- Born: c. 1964 (age 61–62)
- Education: Florida State University (BS)
- Years active: 1990–2020
- Known for: National Weather Service bulletin for Hurricane Katrina
- Spouse: Cynthia
- Children: 2
- Scientific career
- Fields: Meteorology
- Workplaces: National Weather Service New Orleans/Baton Rouge

= Robert Ricks =

American meteorologist

Robert Ricks Jr. (born c. 1964) is a retired American meteorologist who worked as a lead forecaster at the National Weather Service (NWS) in Slidell, Louisiana. He is known for the strongly worded bulletin he wrote prior to the arrival of Hurricane Katrina, which vividly warned of the damage that the storm would cause. A later review by the NWS called attention to the "unprecedented detail and foreboding nature" of the forecast, and credited it with helping assist officials as they evacuated residents in the storm's path.

==Career==
Ricks began his career in air traffic control, before brief service in the private sector. He then joined the National Weather Service in 1990, first in Jackson, Mississippi, before moving to Dodge City, Kansas in 1993, and the Lower Mississippi River Forecast Center in Slidell, before joining the National Weather Service Forecast Office for the New Orleans/Baton Rouge area in 1994. He served as event coordinator during severe weather events that impact the New Orleans area.
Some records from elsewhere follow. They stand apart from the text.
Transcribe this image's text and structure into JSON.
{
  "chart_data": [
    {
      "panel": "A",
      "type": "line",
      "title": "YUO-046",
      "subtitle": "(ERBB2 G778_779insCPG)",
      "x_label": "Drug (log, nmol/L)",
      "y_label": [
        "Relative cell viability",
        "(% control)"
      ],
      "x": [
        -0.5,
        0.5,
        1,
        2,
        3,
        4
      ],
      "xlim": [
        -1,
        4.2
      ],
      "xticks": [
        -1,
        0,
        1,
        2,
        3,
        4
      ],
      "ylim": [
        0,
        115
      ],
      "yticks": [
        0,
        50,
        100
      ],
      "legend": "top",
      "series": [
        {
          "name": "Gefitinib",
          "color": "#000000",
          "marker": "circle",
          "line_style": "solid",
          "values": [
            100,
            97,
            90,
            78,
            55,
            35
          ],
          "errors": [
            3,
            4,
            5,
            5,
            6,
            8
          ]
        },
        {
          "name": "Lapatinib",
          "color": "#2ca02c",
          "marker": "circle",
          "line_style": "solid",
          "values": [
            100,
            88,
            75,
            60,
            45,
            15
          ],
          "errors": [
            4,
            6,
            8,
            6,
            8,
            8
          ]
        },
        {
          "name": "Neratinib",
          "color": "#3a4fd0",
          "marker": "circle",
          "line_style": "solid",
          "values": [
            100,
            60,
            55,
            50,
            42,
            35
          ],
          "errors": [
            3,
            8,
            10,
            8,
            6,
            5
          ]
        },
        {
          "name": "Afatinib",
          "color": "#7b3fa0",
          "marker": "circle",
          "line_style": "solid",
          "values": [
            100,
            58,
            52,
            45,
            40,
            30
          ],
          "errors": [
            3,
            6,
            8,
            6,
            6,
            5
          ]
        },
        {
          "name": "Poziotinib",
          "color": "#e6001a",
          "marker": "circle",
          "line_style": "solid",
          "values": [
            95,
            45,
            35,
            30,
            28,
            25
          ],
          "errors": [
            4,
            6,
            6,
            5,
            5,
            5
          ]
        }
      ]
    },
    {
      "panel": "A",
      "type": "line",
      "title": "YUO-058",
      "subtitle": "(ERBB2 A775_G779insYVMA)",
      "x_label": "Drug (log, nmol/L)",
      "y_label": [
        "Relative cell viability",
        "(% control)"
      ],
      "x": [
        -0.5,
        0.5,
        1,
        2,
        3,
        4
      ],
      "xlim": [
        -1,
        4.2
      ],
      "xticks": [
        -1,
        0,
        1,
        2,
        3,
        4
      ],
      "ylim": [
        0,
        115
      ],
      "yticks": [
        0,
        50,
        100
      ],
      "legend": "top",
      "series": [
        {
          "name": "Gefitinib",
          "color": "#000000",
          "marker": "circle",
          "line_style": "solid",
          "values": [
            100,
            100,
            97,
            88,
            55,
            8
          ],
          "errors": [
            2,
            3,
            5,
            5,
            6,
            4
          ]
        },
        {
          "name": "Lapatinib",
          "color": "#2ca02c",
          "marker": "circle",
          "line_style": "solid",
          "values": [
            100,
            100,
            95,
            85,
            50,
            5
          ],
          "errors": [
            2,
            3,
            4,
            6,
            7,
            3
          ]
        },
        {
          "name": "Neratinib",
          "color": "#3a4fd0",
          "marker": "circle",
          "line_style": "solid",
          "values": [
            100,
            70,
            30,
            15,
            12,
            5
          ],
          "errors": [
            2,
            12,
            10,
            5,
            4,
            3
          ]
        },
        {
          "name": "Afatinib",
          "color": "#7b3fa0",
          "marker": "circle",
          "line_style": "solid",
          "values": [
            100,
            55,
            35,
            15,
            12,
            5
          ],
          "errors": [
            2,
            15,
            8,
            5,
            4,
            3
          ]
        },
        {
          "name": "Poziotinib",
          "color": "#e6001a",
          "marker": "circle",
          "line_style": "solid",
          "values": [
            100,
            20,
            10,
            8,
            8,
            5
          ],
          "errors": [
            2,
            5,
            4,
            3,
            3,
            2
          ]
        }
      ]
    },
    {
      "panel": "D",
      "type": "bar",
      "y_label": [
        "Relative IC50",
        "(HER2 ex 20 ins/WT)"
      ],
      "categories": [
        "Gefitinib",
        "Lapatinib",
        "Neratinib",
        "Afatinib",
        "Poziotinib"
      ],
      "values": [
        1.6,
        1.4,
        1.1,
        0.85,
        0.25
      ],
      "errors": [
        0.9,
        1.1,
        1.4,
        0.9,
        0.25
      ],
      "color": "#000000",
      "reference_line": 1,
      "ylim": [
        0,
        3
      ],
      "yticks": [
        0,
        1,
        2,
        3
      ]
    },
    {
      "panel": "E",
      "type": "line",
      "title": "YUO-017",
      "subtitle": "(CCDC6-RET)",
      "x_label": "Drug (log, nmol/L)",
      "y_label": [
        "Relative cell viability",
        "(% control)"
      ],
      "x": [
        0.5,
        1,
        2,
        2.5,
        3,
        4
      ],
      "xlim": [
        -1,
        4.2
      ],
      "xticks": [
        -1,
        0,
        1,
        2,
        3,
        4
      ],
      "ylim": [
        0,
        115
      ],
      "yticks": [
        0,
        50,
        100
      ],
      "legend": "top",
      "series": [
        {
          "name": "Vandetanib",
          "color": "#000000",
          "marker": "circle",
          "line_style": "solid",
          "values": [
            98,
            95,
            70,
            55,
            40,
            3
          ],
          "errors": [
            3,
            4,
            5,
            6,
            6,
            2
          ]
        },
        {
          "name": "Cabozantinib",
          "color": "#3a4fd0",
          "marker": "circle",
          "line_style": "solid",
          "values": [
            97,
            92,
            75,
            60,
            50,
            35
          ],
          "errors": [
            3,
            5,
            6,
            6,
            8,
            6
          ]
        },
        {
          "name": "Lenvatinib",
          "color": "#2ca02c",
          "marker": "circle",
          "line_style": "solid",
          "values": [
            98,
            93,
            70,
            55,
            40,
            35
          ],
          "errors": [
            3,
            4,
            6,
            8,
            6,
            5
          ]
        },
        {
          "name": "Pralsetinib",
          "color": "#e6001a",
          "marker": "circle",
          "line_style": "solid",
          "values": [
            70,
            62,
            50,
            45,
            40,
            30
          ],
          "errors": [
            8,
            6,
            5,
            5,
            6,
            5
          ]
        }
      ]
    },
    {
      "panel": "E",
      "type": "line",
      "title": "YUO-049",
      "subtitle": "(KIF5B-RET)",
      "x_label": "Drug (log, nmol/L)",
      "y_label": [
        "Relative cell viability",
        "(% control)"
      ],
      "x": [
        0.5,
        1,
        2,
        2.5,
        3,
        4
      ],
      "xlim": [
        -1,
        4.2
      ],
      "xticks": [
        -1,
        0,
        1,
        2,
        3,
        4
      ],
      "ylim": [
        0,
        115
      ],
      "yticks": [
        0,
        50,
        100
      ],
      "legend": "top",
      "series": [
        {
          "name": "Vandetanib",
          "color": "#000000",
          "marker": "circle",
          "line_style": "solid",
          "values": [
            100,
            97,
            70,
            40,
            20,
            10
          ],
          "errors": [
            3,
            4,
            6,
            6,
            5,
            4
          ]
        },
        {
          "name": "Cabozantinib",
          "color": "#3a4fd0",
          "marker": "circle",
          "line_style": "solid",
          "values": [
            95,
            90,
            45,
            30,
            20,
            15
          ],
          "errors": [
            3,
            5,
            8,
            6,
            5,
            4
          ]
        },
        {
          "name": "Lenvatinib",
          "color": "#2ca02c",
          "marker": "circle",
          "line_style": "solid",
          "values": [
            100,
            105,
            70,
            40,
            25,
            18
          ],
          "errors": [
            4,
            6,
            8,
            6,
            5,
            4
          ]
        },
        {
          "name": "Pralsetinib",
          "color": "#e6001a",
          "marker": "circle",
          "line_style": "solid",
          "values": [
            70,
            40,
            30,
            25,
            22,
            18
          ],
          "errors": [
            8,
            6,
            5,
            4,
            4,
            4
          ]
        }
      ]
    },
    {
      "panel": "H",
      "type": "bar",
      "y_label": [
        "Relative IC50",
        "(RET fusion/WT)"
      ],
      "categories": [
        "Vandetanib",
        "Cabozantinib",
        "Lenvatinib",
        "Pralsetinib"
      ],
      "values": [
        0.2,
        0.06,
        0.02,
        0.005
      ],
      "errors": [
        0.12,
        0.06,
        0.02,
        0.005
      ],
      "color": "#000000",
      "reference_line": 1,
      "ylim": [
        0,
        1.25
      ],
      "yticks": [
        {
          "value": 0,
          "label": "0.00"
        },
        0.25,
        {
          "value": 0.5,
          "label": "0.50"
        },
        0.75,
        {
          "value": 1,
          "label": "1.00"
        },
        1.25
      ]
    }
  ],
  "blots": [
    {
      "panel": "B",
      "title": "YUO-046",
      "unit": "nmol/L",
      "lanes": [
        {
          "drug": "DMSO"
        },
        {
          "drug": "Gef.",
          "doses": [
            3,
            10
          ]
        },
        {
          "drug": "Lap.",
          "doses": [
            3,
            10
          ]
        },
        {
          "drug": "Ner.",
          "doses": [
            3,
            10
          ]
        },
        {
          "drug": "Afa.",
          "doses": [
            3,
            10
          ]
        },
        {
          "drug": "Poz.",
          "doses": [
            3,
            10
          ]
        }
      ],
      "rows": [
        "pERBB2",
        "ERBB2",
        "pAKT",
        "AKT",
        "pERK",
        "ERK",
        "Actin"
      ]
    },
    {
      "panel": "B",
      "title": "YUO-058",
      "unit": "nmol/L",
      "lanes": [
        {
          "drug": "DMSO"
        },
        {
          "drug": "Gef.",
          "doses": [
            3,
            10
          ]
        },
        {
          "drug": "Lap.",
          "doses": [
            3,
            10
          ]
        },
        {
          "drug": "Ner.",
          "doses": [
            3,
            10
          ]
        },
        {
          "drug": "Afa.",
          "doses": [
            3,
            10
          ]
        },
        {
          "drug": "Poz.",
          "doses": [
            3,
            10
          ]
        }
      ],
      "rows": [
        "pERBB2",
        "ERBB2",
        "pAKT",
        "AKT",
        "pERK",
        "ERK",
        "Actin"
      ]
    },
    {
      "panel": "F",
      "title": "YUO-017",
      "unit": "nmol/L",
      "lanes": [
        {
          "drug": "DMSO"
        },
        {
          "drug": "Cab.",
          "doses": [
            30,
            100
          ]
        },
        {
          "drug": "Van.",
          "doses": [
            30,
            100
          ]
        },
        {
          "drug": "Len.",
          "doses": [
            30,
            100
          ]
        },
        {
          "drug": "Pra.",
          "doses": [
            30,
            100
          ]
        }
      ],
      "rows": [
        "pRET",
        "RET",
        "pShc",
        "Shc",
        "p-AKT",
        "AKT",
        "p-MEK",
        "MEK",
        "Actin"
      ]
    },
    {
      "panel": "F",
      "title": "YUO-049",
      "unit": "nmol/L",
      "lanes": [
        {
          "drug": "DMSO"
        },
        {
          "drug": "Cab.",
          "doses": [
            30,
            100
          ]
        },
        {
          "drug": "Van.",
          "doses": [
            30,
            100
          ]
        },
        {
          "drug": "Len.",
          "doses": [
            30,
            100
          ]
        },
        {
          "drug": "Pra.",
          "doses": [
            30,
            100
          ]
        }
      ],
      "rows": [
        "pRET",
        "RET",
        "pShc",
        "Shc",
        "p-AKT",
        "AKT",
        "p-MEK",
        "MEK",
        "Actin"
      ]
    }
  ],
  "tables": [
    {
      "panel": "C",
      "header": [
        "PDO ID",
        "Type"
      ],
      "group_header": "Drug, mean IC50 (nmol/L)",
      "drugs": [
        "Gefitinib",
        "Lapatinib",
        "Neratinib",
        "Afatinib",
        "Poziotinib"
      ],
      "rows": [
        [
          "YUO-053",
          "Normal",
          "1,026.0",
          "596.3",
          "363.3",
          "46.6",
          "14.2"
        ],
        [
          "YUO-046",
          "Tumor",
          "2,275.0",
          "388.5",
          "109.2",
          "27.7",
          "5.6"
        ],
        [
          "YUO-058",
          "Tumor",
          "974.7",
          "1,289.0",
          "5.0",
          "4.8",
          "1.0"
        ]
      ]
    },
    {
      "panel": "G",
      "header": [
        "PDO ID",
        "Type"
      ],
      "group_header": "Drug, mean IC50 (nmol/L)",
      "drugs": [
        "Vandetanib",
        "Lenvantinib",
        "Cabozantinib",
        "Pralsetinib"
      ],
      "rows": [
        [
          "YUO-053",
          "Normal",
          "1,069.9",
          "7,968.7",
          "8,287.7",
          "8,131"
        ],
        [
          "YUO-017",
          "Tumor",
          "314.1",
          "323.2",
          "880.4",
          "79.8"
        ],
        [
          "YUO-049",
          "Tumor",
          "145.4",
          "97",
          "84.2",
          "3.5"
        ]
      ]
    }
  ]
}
===Hurricane Katrina bulletin===
Ricks' bulletin, which was issued on August 28, 2005, at 10:11 a.m. CDT (about 24 hours before Hurricane Katrina made landfall on the Gulf Coast), has been called "the most dire weather forecast ever issued". It began by describing Katrina as "a most powerful hurricane with unprecedented strength" that would leave the region "uninhabitable for weeks... perhaps longer". It listed the expected damage in extensive detail, warning of profound devastation to infrastructure, including widespread building collapses, and said that the storm would launch "household appliances and even light vehicles" into the air as debris, causing "certain death" for anyone struck. The forecast also predicted that following the storm's passage, "water shortages will make human suffering incredible by modern standards".

When asked about his mindset in crafting the message, Ricks said, "I was trying to find things to actually take out. And I said, 'I cannot find it in myself to take these out, because they seem very valid for the situation'. And I came from the experience of going through Betsy and Camille myself in the Lower Ninth Ward." He began writing the statement based on a template created by meteorologists Barry Goldsmith and Walt Zaleski at the NWS Tampa Bay area office in 1999–2000, but updated it for the New Orleans area and beyond as the storm progressed. Compared to previous weather bulletins, the forecast was so uncharacteristically graphic and intense that some in the news media initially thought it was a hoax, and called the NWS to check its veracity.

The forecast came to fruition for several members of his family. His aunt, Teresa Ricks' Waveland, Mississippi home was washed off its foundation by the storm surge. The Poydras, Louisiana home of his stepmother, Cathy Ricks, was destroyed. A Chalmette, Louisiana restaurant owned by another aunt, Sylvia Guerin, was impacted by an explosion resulting from a gas leak during the hurricane. Ricks' uncle's home was submerged under 14 feet of water when a nearby levee failed.

Though some meteorologists later said that Ricks' forecast overestimated Katrina's wind speeds and neglected the storm surge, he was widely praised for his efforts to convey the severity of the hurricane. The National Weather Service subsequently made it policy for forecasters to describe the likely damage from a storm. In 2006, a copy of the forecast was donated to the National Museum of American History, as was the family rosary that Ricks held as he and his colleagues rode out the hurricane at their office.

On April 25, 2014, television channel France 24 aired a follow-up program about Hurricane Katrina. It interviewed Robert Ricks, then still working at the New Orleans weather station. He gave as his opinion that the city had safeguarded against a storm of the same magnitude as Katrina, but was still vulnerable to a, "category 4- or category 5- type threat.”

===Later career===
In 2010, Ricks was among those honored with the Operational Achievement Group Award by the National Weather Association for his contributions to agencies responding to the Deepwater Horizon accident with forecasts of wind/waves supporting burn and oil recovery missions and containment operations. He retired from the NWS in 2020.

==Personal life==
Ricks is a graduate of Florida State University, earning his degree in tropical meteorology in 1986. As of 2015, he lives on the north shore of Lake Pontchartrain. He and his wife, Cynthia, have two children.